Etymologically, the binomial name of Mastigoproctus tohono is derived from Greek and O'odham origins. Mastigoproctus, deriving from the Greek "μαστίγιο", meaning whip or scourge, and "πρωκτός", meaning anus or posterior, highlights the defensive tail of Uropygi. Tohono is derived from the Tohono O'odham people who have lived in the native range of the species in southern Arizona and northern Sonora.

== Description ==

The species grows 56 to 59 mm long (2.2 to 2.3 inches), excluding the tail. Their carapace varies from a dark reddish brown to black, while their antenniform front legs are typically reddish brown.

Commonly known as the Tohono whip scorpion, M. tohono is a species of Uropygid characterized by its distinct morphology and defensive capabilities. It has six legs used for walking, along with two antenniform front legs covered with sensitive setae that serve as sensory organs to detect prey and vibrations.
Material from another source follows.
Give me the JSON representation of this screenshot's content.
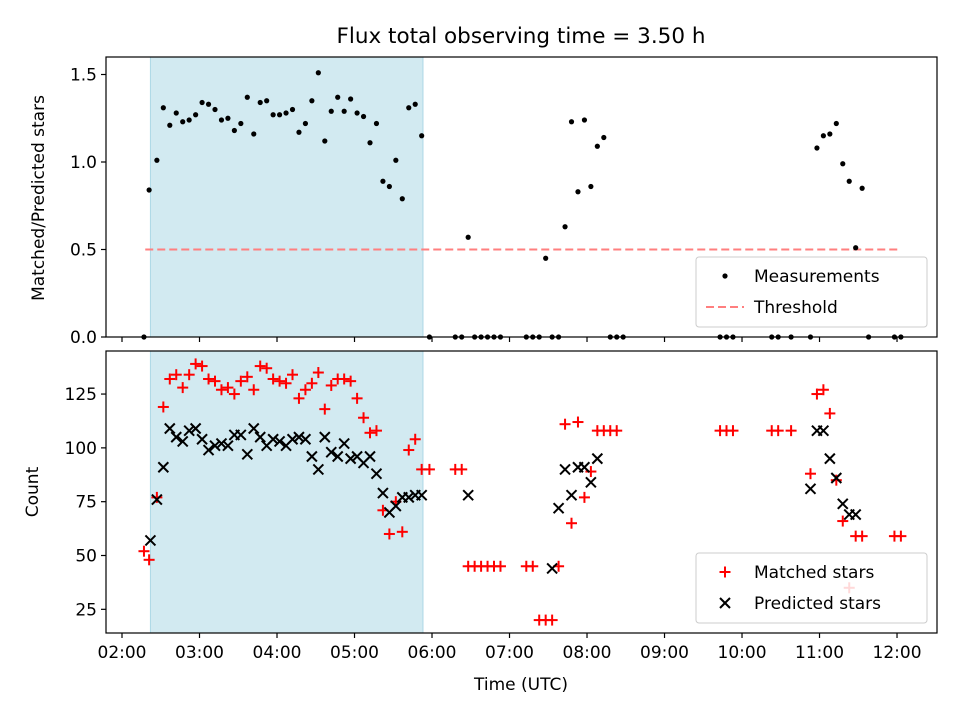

Its pedipalps are modified claw-like structures used for capturing and crushing prey. The species also possesses a long, thin, whip-like tail, from which it derives one of its common names. The species has eight eyes: a pair on the front of the head and three smaller eyes on each side. However, its vision is extremely poor, and it primarily relies on its elongated front legs, tail, and pedipalps to navigate and sense its environment.

As a defense mechanism, Mastigoproctus tohono can spray a substance composed of acetic acid from the base of its tail, which can injure the exoskeleton of invertebrates and irritate the eyes and nose of vertebrate predators. This chemical produces a strong vinegar-like odor, earning this species the common name "vinegaroon".